Amazon, the e-commerce behemoth, has found itself in hot water as the U.S. Federal Trade Commission (FTC) alleges that it used a clandestine algorithm, internally dubbed Project Nessie, to rake in over $1 billion in extra profit. This revelation came to light on November 2, following a lawsuit filed by the FTC and 17 states against Amazon in September. The lawsuit had many details under wraps, which were later unveiled when a version of the lawsuit with fewer redactions became public in the U.S. District Court in Seattle.
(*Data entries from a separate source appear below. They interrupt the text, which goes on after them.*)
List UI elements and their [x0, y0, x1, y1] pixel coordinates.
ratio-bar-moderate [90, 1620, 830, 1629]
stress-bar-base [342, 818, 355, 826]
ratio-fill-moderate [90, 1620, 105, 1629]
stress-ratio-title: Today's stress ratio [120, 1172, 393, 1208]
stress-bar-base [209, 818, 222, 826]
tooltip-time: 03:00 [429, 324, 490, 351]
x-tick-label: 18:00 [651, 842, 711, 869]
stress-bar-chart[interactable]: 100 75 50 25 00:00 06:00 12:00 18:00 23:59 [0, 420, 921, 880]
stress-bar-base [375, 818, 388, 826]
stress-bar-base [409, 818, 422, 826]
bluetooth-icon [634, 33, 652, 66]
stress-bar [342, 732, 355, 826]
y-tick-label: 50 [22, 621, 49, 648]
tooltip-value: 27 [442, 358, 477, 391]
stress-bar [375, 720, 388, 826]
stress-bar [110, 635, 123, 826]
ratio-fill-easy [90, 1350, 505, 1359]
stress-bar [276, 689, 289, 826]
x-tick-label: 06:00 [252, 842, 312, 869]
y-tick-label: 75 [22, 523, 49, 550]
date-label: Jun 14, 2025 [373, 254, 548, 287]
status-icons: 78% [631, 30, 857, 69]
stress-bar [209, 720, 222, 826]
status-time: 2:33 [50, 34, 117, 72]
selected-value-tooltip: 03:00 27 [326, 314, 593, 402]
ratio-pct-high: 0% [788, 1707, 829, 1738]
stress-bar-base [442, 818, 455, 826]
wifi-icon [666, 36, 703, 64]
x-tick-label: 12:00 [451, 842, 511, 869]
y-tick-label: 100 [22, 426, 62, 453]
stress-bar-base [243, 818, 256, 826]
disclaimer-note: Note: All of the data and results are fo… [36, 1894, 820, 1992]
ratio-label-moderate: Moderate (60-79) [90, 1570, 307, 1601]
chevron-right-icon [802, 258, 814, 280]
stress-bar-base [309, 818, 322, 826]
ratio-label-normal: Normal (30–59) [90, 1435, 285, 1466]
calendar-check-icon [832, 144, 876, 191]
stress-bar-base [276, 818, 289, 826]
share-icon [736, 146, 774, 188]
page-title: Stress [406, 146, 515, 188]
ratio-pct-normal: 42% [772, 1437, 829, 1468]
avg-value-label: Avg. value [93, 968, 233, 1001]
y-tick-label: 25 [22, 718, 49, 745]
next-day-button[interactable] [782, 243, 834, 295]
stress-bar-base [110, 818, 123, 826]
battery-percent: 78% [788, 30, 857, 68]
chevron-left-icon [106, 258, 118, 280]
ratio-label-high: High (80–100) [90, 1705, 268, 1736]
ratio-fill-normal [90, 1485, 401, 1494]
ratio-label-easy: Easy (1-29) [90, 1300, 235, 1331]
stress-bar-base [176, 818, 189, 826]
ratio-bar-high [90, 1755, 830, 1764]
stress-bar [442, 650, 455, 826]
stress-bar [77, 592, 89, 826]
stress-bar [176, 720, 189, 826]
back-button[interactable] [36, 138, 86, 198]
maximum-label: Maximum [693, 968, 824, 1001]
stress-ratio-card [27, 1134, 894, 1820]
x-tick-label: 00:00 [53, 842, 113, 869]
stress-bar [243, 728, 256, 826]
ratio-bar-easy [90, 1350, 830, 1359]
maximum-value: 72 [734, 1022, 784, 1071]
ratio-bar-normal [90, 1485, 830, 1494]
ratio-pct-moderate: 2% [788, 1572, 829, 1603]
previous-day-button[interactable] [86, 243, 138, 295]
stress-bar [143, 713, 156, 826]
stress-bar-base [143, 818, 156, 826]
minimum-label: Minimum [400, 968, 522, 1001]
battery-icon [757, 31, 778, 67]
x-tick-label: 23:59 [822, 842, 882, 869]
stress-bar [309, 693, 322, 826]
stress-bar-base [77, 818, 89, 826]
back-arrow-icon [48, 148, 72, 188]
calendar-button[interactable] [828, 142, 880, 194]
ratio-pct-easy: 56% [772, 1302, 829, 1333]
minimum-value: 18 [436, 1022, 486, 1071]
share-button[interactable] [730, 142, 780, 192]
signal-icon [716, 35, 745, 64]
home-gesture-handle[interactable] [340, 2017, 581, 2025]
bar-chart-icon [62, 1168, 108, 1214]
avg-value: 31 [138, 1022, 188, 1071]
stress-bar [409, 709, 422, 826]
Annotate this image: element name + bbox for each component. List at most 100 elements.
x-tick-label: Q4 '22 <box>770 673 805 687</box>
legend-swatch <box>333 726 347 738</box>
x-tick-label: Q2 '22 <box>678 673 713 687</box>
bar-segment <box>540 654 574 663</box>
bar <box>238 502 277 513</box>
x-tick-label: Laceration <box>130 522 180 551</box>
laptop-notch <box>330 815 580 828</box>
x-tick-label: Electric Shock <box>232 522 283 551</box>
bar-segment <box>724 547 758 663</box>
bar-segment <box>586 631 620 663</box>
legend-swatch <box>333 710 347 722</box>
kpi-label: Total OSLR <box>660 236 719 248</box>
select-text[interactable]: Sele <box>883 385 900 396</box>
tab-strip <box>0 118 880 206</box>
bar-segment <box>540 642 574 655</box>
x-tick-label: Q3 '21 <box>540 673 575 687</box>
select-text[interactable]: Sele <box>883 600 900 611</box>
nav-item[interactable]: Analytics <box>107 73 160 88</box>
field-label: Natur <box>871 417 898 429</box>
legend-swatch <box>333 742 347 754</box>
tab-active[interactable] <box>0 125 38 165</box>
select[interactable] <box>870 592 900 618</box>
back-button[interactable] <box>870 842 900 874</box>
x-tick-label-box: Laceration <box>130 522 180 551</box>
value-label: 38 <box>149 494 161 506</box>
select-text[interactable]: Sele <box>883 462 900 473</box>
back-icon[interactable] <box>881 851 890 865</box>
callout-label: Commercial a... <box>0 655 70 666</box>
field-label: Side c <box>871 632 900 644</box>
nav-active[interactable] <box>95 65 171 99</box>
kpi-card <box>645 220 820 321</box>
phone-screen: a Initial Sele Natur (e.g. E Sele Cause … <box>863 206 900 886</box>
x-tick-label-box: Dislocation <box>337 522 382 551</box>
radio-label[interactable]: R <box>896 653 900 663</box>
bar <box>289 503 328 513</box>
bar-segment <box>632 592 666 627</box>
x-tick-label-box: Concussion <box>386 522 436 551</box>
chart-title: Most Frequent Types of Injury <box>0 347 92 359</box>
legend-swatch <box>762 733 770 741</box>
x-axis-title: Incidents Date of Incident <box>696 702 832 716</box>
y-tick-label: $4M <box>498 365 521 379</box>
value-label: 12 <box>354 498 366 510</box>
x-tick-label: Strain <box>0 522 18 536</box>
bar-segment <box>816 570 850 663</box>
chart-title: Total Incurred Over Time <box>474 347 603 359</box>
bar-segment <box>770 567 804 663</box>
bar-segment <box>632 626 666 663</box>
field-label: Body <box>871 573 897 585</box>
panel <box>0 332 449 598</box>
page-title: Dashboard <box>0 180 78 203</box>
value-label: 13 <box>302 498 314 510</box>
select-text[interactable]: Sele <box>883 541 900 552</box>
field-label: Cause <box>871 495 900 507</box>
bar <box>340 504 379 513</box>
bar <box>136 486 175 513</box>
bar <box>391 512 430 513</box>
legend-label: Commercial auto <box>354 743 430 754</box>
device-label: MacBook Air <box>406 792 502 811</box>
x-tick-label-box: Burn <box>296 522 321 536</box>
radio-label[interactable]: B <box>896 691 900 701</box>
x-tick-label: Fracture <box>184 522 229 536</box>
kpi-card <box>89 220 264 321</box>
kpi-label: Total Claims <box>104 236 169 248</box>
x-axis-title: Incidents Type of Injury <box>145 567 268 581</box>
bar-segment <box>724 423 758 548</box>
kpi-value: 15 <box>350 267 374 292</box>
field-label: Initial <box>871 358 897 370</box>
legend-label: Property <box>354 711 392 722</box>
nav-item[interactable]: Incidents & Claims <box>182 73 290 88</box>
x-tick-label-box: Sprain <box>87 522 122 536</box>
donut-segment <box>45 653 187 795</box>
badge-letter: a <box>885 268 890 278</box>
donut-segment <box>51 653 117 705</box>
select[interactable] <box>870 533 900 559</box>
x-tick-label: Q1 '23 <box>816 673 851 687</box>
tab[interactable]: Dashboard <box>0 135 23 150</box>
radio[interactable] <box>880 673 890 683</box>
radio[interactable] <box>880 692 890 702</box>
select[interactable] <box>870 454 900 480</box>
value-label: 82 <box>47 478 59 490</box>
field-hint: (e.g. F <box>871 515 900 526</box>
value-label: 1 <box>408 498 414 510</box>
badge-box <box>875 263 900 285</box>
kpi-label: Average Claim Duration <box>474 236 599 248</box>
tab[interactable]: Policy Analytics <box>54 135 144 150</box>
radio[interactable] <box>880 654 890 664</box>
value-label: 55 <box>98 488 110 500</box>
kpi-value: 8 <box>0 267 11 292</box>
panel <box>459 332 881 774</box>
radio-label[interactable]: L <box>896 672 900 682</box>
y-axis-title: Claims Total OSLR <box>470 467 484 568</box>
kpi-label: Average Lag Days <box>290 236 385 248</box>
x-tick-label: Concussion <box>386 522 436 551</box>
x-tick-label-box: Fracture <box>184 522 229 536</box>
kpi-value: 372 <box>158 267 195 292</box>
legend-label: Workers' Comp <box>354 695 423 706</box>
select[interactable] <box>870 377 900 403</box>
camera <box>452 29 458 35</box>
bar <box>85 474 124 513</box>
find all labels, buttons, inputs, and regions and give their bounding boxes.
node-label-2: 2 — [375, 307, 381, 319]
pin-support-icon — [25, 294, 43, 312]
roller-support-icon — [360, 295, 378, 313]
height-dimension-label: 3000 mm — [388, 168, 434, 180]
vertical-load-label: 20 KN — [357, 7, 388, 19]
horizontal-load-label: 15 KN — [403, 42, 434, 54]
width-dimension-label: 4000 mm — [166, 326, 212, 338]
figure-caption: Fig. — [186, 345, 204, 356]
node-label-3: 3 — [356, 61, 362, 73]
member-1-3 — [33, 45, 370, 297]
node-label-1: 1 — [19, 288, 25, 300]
Project Nessie: The Secret Algorithm and Its Impact
According to the less redacted complaint, Amazon employed “Project Nessie” to manipulate the prices of products on its online store, thus influencing market prices overall. Knowing that numerous websites set their prices to align with Amazon’s, the company allegedly devised Nessie to artificially inflate prices, leading other retailers to follow suit.
Once other retailers matched or raised their prices, Amazon would continue to sell the product at the higher price, yielding a windfall of $1 billion in excess profit, as per the FTC’s claims. The FTC also accused Amazon of selectively enabling and disabling Project Nessie to evade public scrutiny.
Project Nessie, despite causing Amazon’s unit sales to decline, boosted the company’s profits significantly. In 2015, it reportedly led to an extra $363 million in profits, and by 2018, it contributed a staggering $334 million to Amazon’s yearly profits.
The FTC’s Allegations and Amazon’s Response
The FTC referred to the algorithm as an “unfair method of competition” because it essentially coerced other online stores into raising prices, enabling Amazon to do the same. Amazon has stated that it stopped using Project Nessie several years ago, arguing that it was intended to prevent price matching from leading to unsustainable, ultra-low prices.
However, the FTC claims that Amazon could reactivate the project at any time. Last year, Doug Herrington, CEO of Worldwide Amazon Stores, supposedly contemplated restarting Nessie to enhance Amazon’s retail unit profits in anticipation of inflation that could impact the company’s profitability.
Amazon, according to the FTC, also used anti-discounting tactics and coercive strategies with its order fulfillment service to stifle competition. These tactics, it was alleged, aimed to hinder rivals from offering lower prices and gaining market share.
Moreover, the FTC accused Amazon of pushing “pay-to-play advertisements” and “irrelevant junk ads” onto its online store, despite being aware that this negatively impacted customers by presenting less relevant search results.
Former CEO Jeff Bezos was implicated in these practices, with allegations that he encouraged his executives to “accept more defects” as increased advertising revenue outweighed any potential detriment to service quality.
Additionally, Amazon was accused of coercing sellers under its Prime feature to use its logistics and delivery services, thereby undermining competition and compelling sellers to operate their own warehouses, according to the FTC.
As this legal battle unfolds, it underscores the growing scrutiny that large tech companies face regarding their market practices, especially when it comes to competition and pricing strategies. Amazon’s response to these allegations and the eventual legal outcome will be closely watched by industry experts and the public alike.